Thursday, 19 January 2017

TUMBLER RIDGE DINOSAUR TRACKWAY

Heidi Henderson with Daniel & Charles Helm, Tumbler Ridge
In 2000, Mark Turner and Daniel Helm were tubing down the rapids of Flatbed Creek just below Tumbler Ridge.

As they walked up the shoreline excitement began to build as they quickly recognized a series of regular depressions as dinosaur footprints.

Their discovery spurred an infusion of tourism and research in the area and the birth of the Peace Region Palaeontology Society and Dinosaur Centre.

The Hudson's Hope Museum has an extensive collection of terrestrial and marine fossils from the area. They feature ichthysaurs, a marine reptile and hadrosaur tracks.

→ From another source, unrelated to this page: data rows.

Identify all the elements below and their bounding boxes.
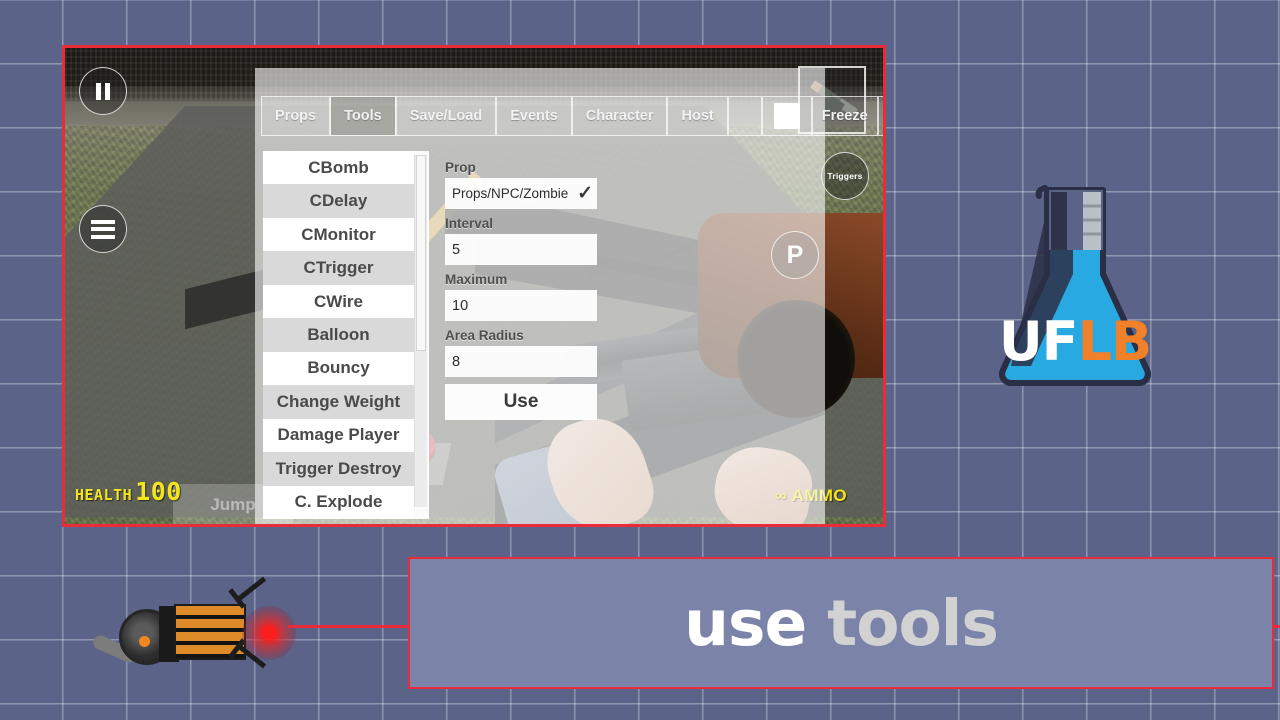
freeze-prop-checkbox[interactable] xyxy=(774,103,800,129)
logo-text-b: LB xyxy=(1078,310,1152,373)
tab-character[interactable]: Character xyxy=(572,96,668,136)
tab-tools[interactable]: Tools xyxy=(330,96,396,136)
overlay-tab-strip: Props Tools Save/Load Events Character H… xyxy=(261,96,886,136)
gun-muzzle-light xyxy=(139,636,150,647)
use-button[interactable]: Use xyxy=(445,384,597,420)
triggers-button[interactable]: Triggers xyxy=(821,152,869,200)
list-item[interactable]: Change Weight xyxy=(263,385,414,418)
prop-select-value: Props/NPC/Zombie xyxy=(452,186,568,201)
hamburger-menu-icon xyxy=(91,220,115,239)
list-item[interactable]: Damage Player xyxy=(263,419,414,452)
gravity-gun-icon xyxy=(86,576,312,688)
interval-field-label: Interval xyxy=(445,216,597,231)
tab-props[interactable]: Props xyxy=(261,96,330,136)
list-item[interactable]: CTrigger xyxy=(263,251,414,284)
freeze-label: Freeze xyxy=(812,96,878,136)
tools-list[interactable]: CBomb CDelay CMonitor CTrigger CWire Bal… xyxy=(263,151,414,519)
tools-list-scrollbar[interactable] xyxy=(414,155,427,507)
health-label: HEALTH xyxy=(75,486,132,504)
list-item[interactable]: Balloon xyxy=(263,318,414,351)
interval-input[interactable]: 5 xyxy=(445,234,597,265)
list-item[interactable]: Trigger Destroy xyxy=(263,452,414,485)
list-item[interactable]: CMonitor xyxy=(263,218,414,251)
list-item[interactable]: CBomb xyxy=(263,151,414,184)
tab-host[interactable]: Host xyxy=(667,96,727,136)
logo-text-a: UF xyxy=(999,310,1078,373)
list-item[interactable]: CDelay xyxy=(263,184,414,217)
health-value: 100 xyxy=(135,477,182,506)
freeze-prop-checkbox-cell[interactable] xyxy=(762,96,812,136)
health-readout: HEALTH 100 xyxy=(75,477,182,506)
pause-icon xyxy=(96,83,110,100)
maximum-field-label: Maximum xyxy=(445,272,597,287)
caption-word-b: tools xyxy=(827,587,998,660)
page-root: Delay-1 Delay-1 Delay-1 Triggers P Jump … xyxy=(0,0,1280,720)
gun-energy-glow xyxy=(242,606,296,660)
caption-text: use tools xyxy=(684,587,998,660)
gun-claw xyxy=(238,577,266,601)
vflb-logo: UFLB xyxy=(985,176,1165,391)
chevron-down-icon: ✓ xyxy=(577,184,593,203)
list-item[interactable]: C. Explode xyxy=(263,486,414,519)
tab-save-load[interactable]: Save/Load xyxy=(396,96,497,136)
menu-button[interactable] xyxy=(79,205,127,253)
tool-settings-form: Prop Props/NPC/Zombie ✓ Interval 5 Maxim… xyxy=(445,160,597,420)
prop-select[interactable]: Props/NPC/Zombie ✓ xyxy=(445,178,597,209)
prop-field-label: Prop xyxy=(445,160,597,175)
tab-events[interactable]: Events xyxy=(496,96,572,136)
tool-overlay-panel: Props Tools Save/Load Events Character H… xyxy=(255,68,825,526)
list-item[interactable]: CWire xyxy=(263,285,414,318)
area-radius-input[interactable]: 8 xyxy=(445,346,597,377)
list-item[interactable]: Bouncy xyxy=(263,352,414,385)
caption-banner: use tools xyxy=(408,557,1274,689)
game-screenshot-frame: Delay-1 Delay-1 Delay-1 Triggers P Jump … xyxy=(62,45,886,527)
maximum-input[interactable]: 10 xyxy=(445,290,597,321)
prop-label-cell: Prop xyxy=(878,96,886,136)
tab-spacer xyxy=(728,96,762,136)
tools-list-container: CBomb CDelay CMonitor CTrigger CWire Bal… xyxy=(263,151,429,519)
pause-button[interactable] xyxy=(79,67,127,115)
scrollbar-thumb[interactable] xyxy=(416,155,426,351)
caption-word-a: use xyxy=(684,587,806,660)
logo-wordmark: UFLB xyxy=(985,310,1165,373)
area-radius-field-label: Area Radius xyxy=(445,328,597,343)
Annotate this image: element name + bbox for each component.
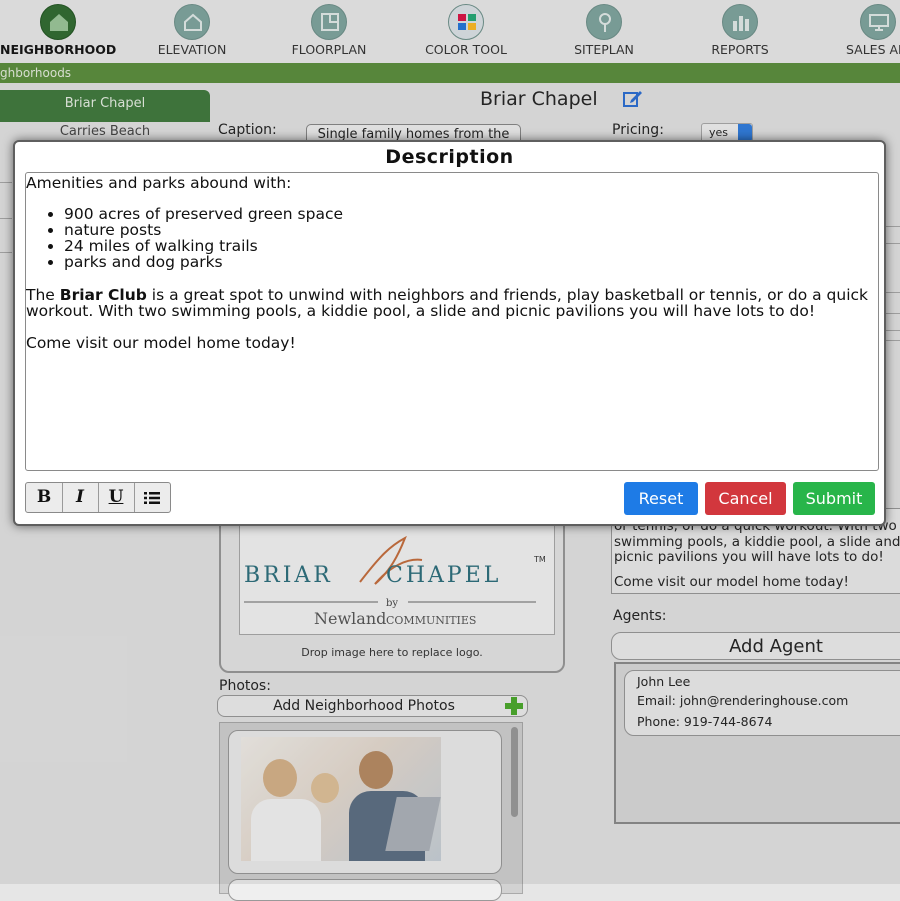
list-item: 900 acres of preserved green space [64, 206, 343, 222]
cancel-button[interactable]: Cancel [705, 482, 786, 515]
intro-text: Amenities and parks abound with: [26, 174, 292, 192]
underline-button[interactable]: U [98, 483, 135, 512]
bulleted-list-button[interactable] [134, 483, 170, 512]
format-toolbar: B I U [25, 482, 171, 513]
list-item: parks and dog parks [64, 254, 343, 270]
italic-button[interactable]: I [62, 483, 99, 512]
paragraph-line: The Briar Club is a great spot to unwind… [26, 286, 869, 304]
reset-button[interactable]: Reset [624, 482, 698, 515]
description-modal: Description Amenities and parks abound w… [13, 140, 886, 526]
list-item: nature posts [64, 222, 343, 238]
bold-button[interactable]: B [26, 483, 63, 512]
list-icon [144, 492, 160, 504]
submit-button[interactable]: Submit [793, 482, 875, 515]
closing-text: Come visit our model home today! [26, 334, 296, 352]
list-item: 24 miles of walking trails [64, 238, 343, 254]
amenities-list: 900 acres of preserved green space natur… [26, 206, 343, 270]
description-editor[interactable]: Amenities and parks abound with: 900 acr… [25, 172, 879, 471]
modal-title: Description [385, 146, 514, 168]
paragraph-line: workout. With two swimming pools, a kidd… [26, 302, 816, 320]
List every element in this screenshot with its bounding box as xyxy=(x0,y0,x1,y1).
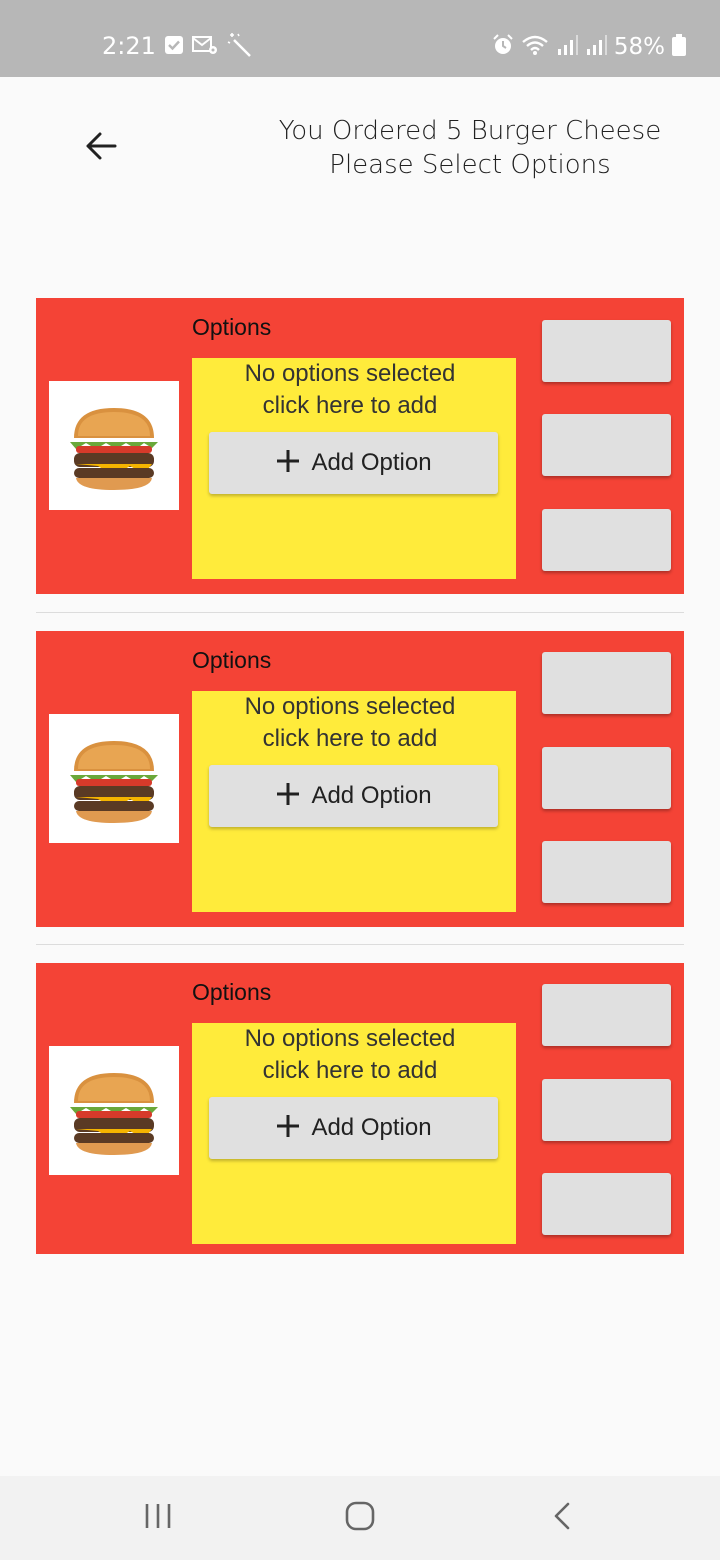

The tracks the boys found were identified the following year by Rich McCrae as those of a large quadrupedal dinosaur, Tetrapodosaurus borealis, an ichnotaxon liked to ankylosaurs.

Closer study and excavation of the area yielded a 25 cm dinosaur bone thus doubling the number of dinosaur bones known from British Columbia at the time.

The dinosaur finds near Tumbler Ridge are significant. Several thousand bone fragments have been collected, recorded and now reside within the PRPRC collections, making for one of the most complete assemblages for dinosaur material from this age.

Recently, Liz Nicholls wrote up an ichthyosaur from the Upper Triassic Pardonet Formation, Shonisaurus sikanniensis. This big fellow is estimated to have grown to 21 metres (69 FT) in length, making him the largest marine reptile on record.

This find might never have happened or been hugely delayed if not for the keen eyes of two young boys. All this from a days tubing on the river.

Some of these precious fossil sites are threatened by the Site C Dam. More than the fossils, the Dam will destroy one of the world's precious wildlife corridors and submerge valuable carbon sinks and agricultural land therein threatening instead of promoting food security in the North.

The true reveal for the paleontological significance is still to come. There are Triassic marine outcrops in northern British Columbia that extend from Wapiti Lake to the Yukon border. I'm excited for the future of paleontology in the region as more of these fruitful outcrops are discovered, collected and studied.